Carrots-Carrots are an excellent source of vitamin A in the form of beta carotene. They are also a good source of several B vitamins.
Edamame– A good source of plant protein. Builds and repairs muscles, promotes healthy cell function.
Cilantro-contains vitamins A, C, and K, and the leaves also have folate, potassium, and manganese.
Mint-good source of vitamin A, a fat-soluble vitamin that is critical for eye health.

I hope you enjoy this fun salad! An easy healthy meal prep option!

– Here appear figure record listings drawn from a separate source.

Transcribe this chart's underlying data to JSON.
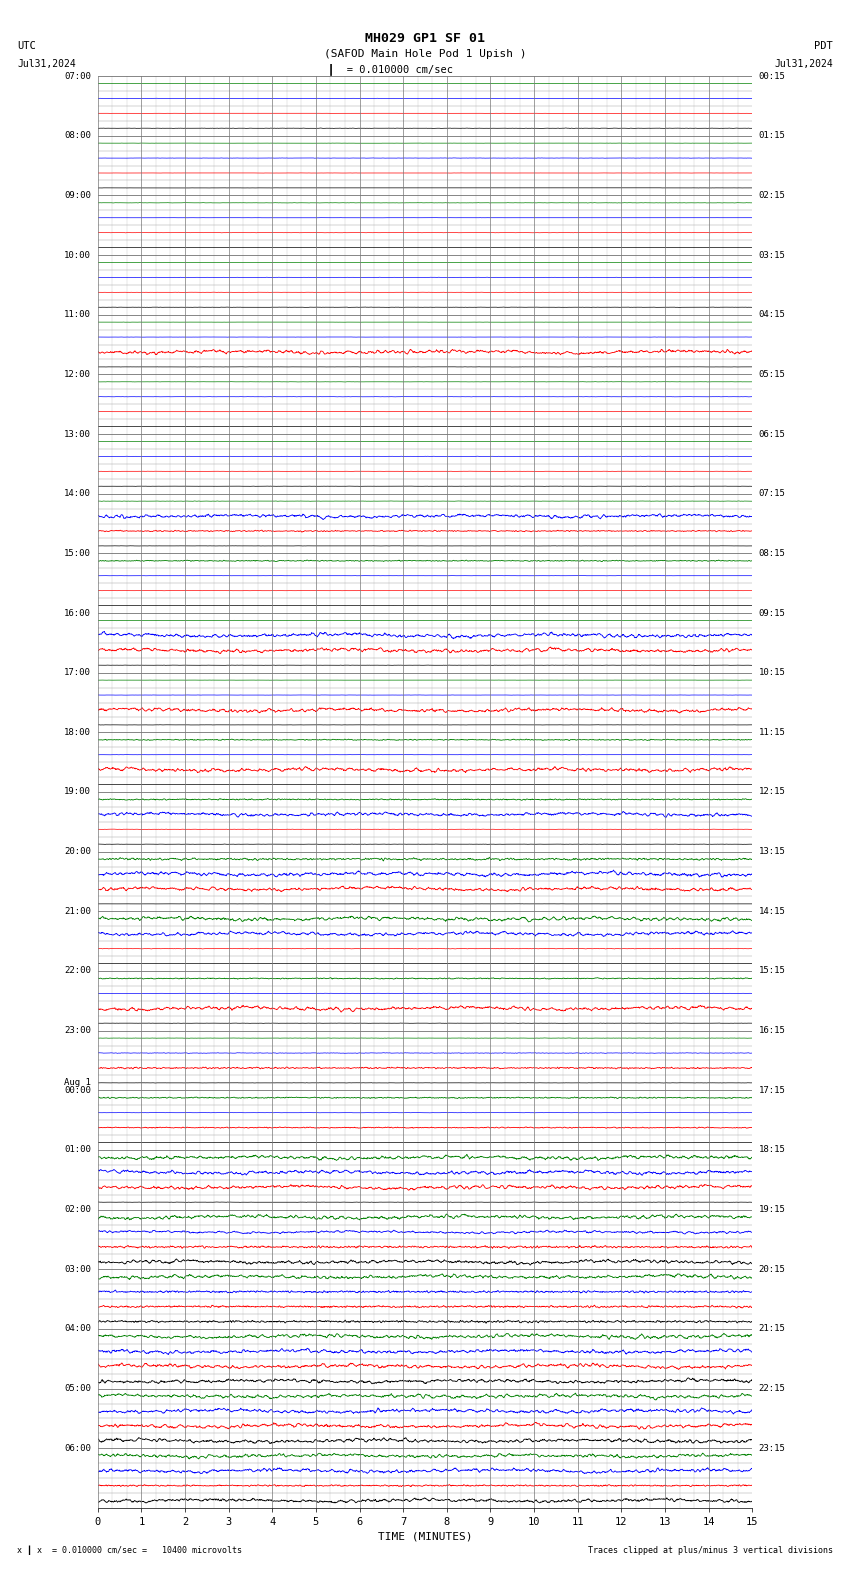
{
  "title_line1": "MH029 GP1 SF 01",
  "title_line2": "(SAFOD Main Hole Pod 1 Upish )",
  "scale_text": "= 0.010000 cm/sec",
  "utc_label": "UTC",
  "date_left": "Jul31,2024",
  "date_right": "Jul31,2024",
  "pdt_label": "PDT",
  "bottom_label1": "x  = 0.010000 cm/sec =   10400 microvolts",
  "bottom_label2": "Traces clipped at plus/minus 3 vertical divisions",
  "xlabel": "TIME (MINUTES)",
  "xmin": 0,
  "xmax": 15,
  "xticks": [
    0,
    1,
    2,
    3,
    4,
    5,
    6,
    7,
    8,
    9,
    10,
    11,
    12,
    13,
    14,
    15
  ],
  "bg_color": "#ffffff",
  "trace_colors": [
    "black",
    "red",
    "blue",
    "green"
  ],
  "n_hours": 24,
  "row_labels_left": [
    "07:00",
    "08:00",
    "09:00",
    "10:00",
    "11:00",
    "12:00",
    "13:00",
    "14:00",
    "15:00",
    "16:00",
    "17:00",
    "18:00",
    "19:00",
    "20:00",
    "21:00",
    "22:00",
    "23:00",
    "Aug 1\n00:00",
    "01:00",
    "02:00",
    "03:00",
    "04:00",
    "05:00",
    "06:00"
  ],
  "row_labels_right": [
    "00:15",
    "01:15",
    "02:15",
    "03:15",
    "04:15",
    "05:15",
    "06:15",
    "07:15",
    "08:15",
    "09:15",
    "10:15",
    "11:15",
    "12:15",
    "13:15",
    "14:15",
    "15:15",
    "16:15",
    "17:15",
    "18:15",
    "19:15",
    "20:15",
    "21:15",
    "22:15",
    "23:15"
  ],
  "fig_width": 8.5,
  "fig_height": 15.84,
  "active_traces": [
    [
      4,
      "red",
      0.38
    ],
    [
      7,
      "red",
      0.12
    ],
    [
      7,
      "blue",
      0.35
    ],
    [
      8,
      "green",
      0.1
    ],
    [
      9,
      "red",
      0.38
    ],
    [
      9,
      "blue",
      0.38
    ],
    [
      10,
      "red",
      0.38
    ],
    [
      11,
      "red",
      0.38
    ],
    [
      11,
      "green",
      0.1
    ],
    [
      12,
      "blue",
      0.35
    ],
    [
      12,
      "green",
      0.12
    ],
    [
      13,
      "red",
      0.38
    ],
    [
      13,
      "blue",
      0.38
    ],
    [
      13,
      "green",
      0.2
    ],
    [
      14,
      "red",
      0.05
    ],
    [
      14,
      "blue",
      0.35
    ],
    [
      14,
      "green",
      0.38
    ],
    [
      15,
      "red",
      0.38
    ],
    [
      15,
      "green",
      0.1
    ],
    [
      16,
      "red",
      0.15
    ],
    [
      16,
      "blue",
      0.05
    ],
    [
      17,
      "red",
      0.1
    ],
    [
      17,
      "green",
      0.12
    ],
    [
      18,
      "red",
      0.38
    ],
    [
      18,
      "blue",
      0.38
    ],
    [
      18,
      "green",
      0.38
    ],
    [
      19,
      "black",
      0.38
    ],
    [
      19,
      "red",
      0.2
    ],
    [
      19,
      "blue",
      0.25
    ],
    [
      19,
      "green",
      0.38
    ],
    [
      20,
      "black",
      0.2
    ],
    [
      20,
      "red",
      0.2
    ],
    [
      20,
      "blue",
      0.2
    ],
    [
      20,
      "green",
      0.38
    ],
    [
      21,
      "black",
      0.38
    ],
    [
      21,
      "red",
      0.38
    ],
    [
      21,
      "blue",
      0.38
    ],
    [
      21,
      "green",
      0.38
    ],
    [
      22,
      "black",
      0.38
    ],
    [
      22,
      "red",
      0.38
    ],
    [
      22,
      "blue",
      0.38
    ],
    [
      22,
      "green",
      0.38
    ],
    [
      23,
      "black",
      0.38
    ],
    [
      23,
      "red",
      0.15
    ],
    [
      23,
      "blue",
      0.38
    ],
    [
      23,
      "green",
      0.38
    ]
  ]
}
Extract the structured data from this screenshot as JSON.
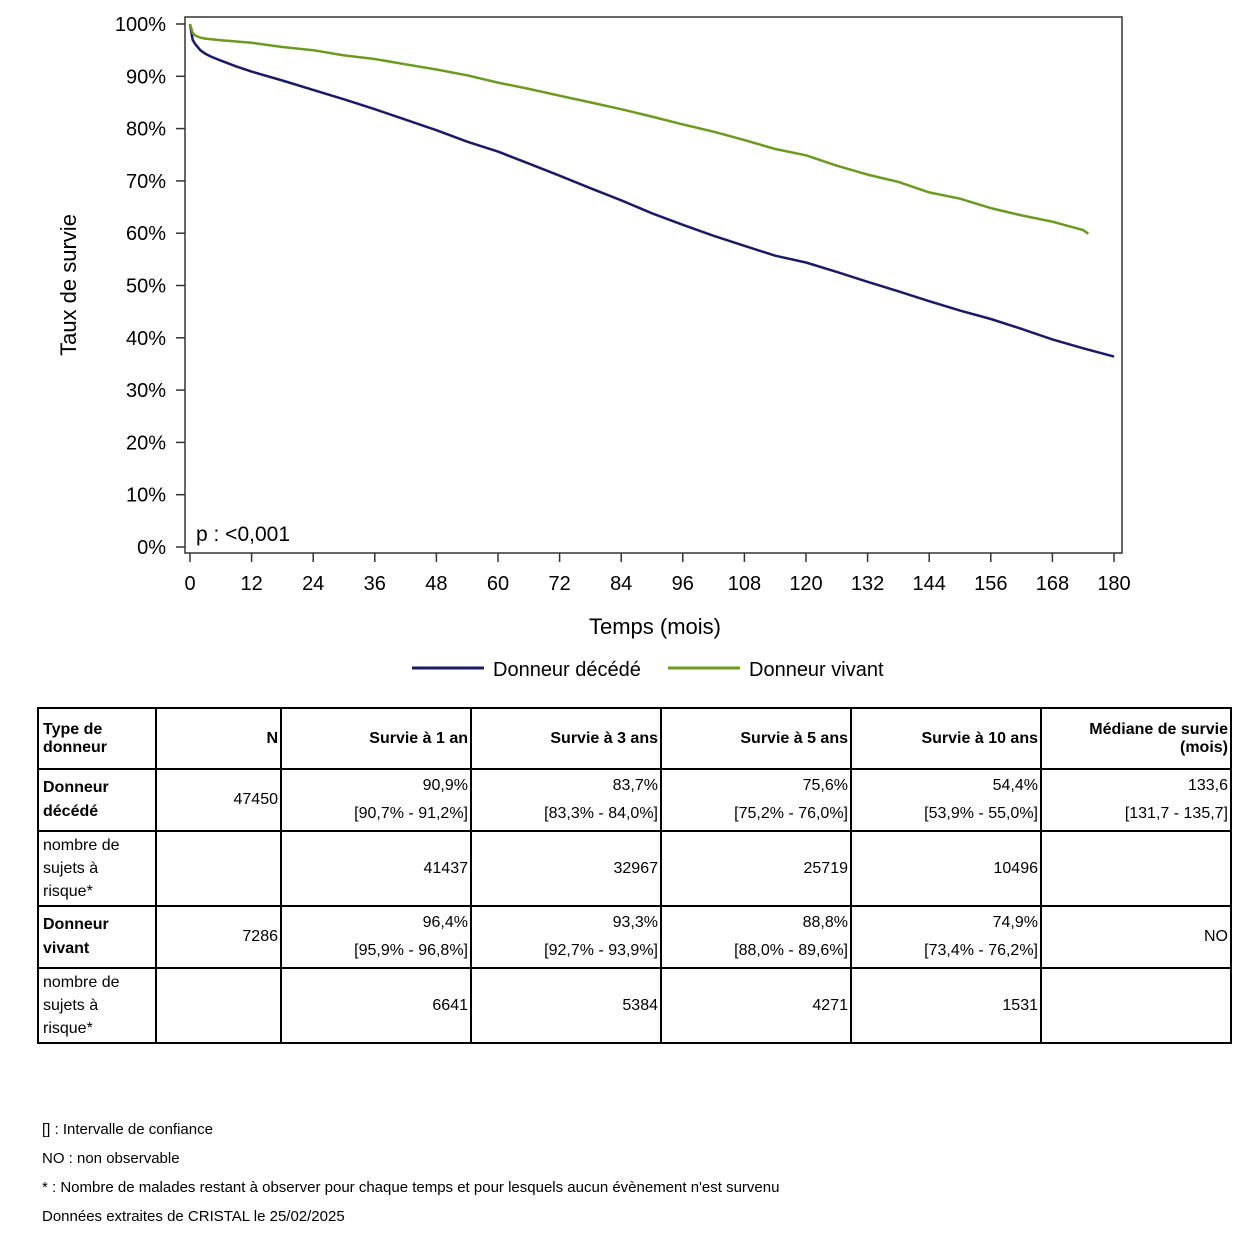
{
  "chart_data": {
    "type": "line",
    "ylabel": "Taux de survie",
    "xlabel": "Temps (mois)",
    "xlim": [
      0,
      180
    ],
    "ylim": [
      0,
      100
    ],
    "x_ticks": [
      "0",
      "12",
      "24",
      "36",
      "48",
      "60",
      "72",
      "84",
      "96",
      "108",
      "120",
      "132",
      "144",
      "156",
      "168",
      "180"
    ],
    "y_ticks": [
      "0%",
      "10%",
      "20%",
      "30%",
      "40%",
      "50%",
      "60%",
      "70%",
      "80%",
      "90%",
      "100%"
    ],
    "annotation": "p : <0,001",
    "legend_position": "bottom",
    "series": [
      {
        "name": "Donneur décédé",
        "color": "#1a1a66",
        "x": [
          0,
          0.5,
          1,
          2,
          3,
          4,
          6,
          9,
          12,
          18,
          24,
          30,
          36,
          42,
          48,
          54,
          60,
          66,
          72,
          78,
          84,
          90,
          96,
          102,
          108,
          114,
          120,
          126,
          132,
          138,
          144,
          150,
          156,
          162,
          168,
          174,
          180
        ],
        "y": [
          100,
          97,
          96.2,
          95,
          94.3,
          93.8,
          93,
          91.9,
          90.9,
          89.2,
          87.4,
          85.6,
          83.7,
          81.7,
          79.7,
          77.5,
          75.6,
          73.3,
          71,
          68.6,
          66.3,
          63.8,
          61.6,
          59.5,
          57.6,
          55.7,
          54.4,
          52.6,
          50.7,
          48.9,
          47,
          45.2,
          43.6,
          41.7,
          39.7,
          38,
          36.4
        ]
      },
      {
        "name": "Donneur vivant",
        "color": "#6b9a1f",
        "x": [
          0,
          0.5,
          1,
          2,
          3,
          6,
          12,
          18,
          24,
          30,
          36,
          42,
          48,
          54,
          60,
          66,
          72,
          78,
          84,
          90,
          96,
          102,
          108,
          114,
          120,
          126,
          132,
          138,
          144,
          150,
          156,
          162,
          168,
          174,
          175
        ],
        "y": [
          100,
          98.3,
          97.8,
          97.4,
          97.2,
          96.9,
          96.4,
          95.6,
          95,
          94,
          93.3,
          92.3,
          91.3,
          90.2,
          88.8,
          87.6,
          86.3,
          85,
          83.7,
          82.3,
          80.8,
          79.4,
          77.8,
          76.1,
          74.9,
          72.9,
          71.2,
          69.8,
          67.8,
          66.6,
          64.8,
          63.4,
          62.2,
          60.6,
          59.9
        ]
      }
    ]
  },
  "table": {
    "headers": [
      "Type de donneur",
      "N",
      "Survie à 1 an",
      "Survie à 3 ans",
      "Survie à 5 ans",
      "Survie à 10 ans",
      "Médiane de survie (mois)"
    ],
    "rows": {
      "dd": {
        "type": [
          "Donneur",
          "décédé"
        ],
        "n": "47450",
        "s1": "90,9%",
        "s1_ci": "[90,7% - 91,2%]",
        "s3": "83,7%",
        "s3_ci": "[83,3% - 84,0%]",
        "s5": "75,6%",
        "s5_ci": "[75,2% - 76,0%]",
        "s10": "54,4%",
        "s10_ci": "[53,9% - 55,0%]",
        "median": "133,6",
        "median_ci": "[131,7 - 135,7]"
      },
      "dd_risk": {
        "label": [
          "nombre de",
          "sujets à",
          "risque*"
        ],
        "r1": "41437",
        "r3": "32967",
        "r5": "25719",
        "r10": "10496"
      },
      "dv": {
        "type": [
          "Donneur",
          "vivant"
        ],
        "n": "7286",
        "s1": "96,4%",
        "s1_ci": "[95,9% - 96,8%]",
        "s3": "93,3%",
        "s3_ci": "[92,7% - 93,9%]",
        "s5": "88,8%",
        "s5_ci": "[88,0% - 89,6%]",
        "s10": "74,9%",
        "s10_ci": "[73,4% - 76,2%]",
        "median": "NO"
      },
      "dv_risk": {
        "label": [
          "nombre de",
          "sujets à",
          "risque*"
        ],
        "r1": "6641",
        "r3": "5384",
        "r5": "4271",
        "r10": "1531"
      }
    }
  },
  "notes": [
    "[] : Intervalle de confiance",
    "NO : non observable",
    "* : Nombre de malades restant à observer pour chaque temps et pour lesquels aucun évènement n'est survenu",
    "Données extraites de CRISTAL le 25/02/2025"
  ]
}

Colorful salad. Purple cabbage, green cabbage, orange carrots, green edamame, quinoa

Chopped Asian Salad w/ Peanut Dressing

Chef Victoria
Prep Time 20 minutes
Course dinner, lunch, Salad, Side Dish, Snack
Cuisine Asian
Servings 8

Ingredients
  

Peanut Sauce

  • 1/2 cup peanut butter natural unsweetened
  • 2 tablespoons tamari
  • 1 tablespoon rice vinegar
  • 1 tablespoon chili garlic sauce
  • 1 tablespoon fresh lime juice
  • 3 garlic cloves grated

Salad

  • 3 cups quinoa cooked
  • 3 cups finely shredded napa cabbage
  • 3 cups finely shredded red cabbage
  • 1 cup shredded carrot
  • 12 oz edamame
  • 2 hot peppers thinly sliced
  • 1/4 cup cilantro chopped
  • 1/4 cup mint leaves chopped
  • Roasted peanuts for garnish

Instructions
 

  • Put the salad ingredients in a large bowl.
  • Whisk together the dressing ingredients. Toss the salad with the dressing.
  • Heap the salad onto a serving platter or bowl. Top with the roasted peanuts. Garnish with lime wedges and more fresh herbs.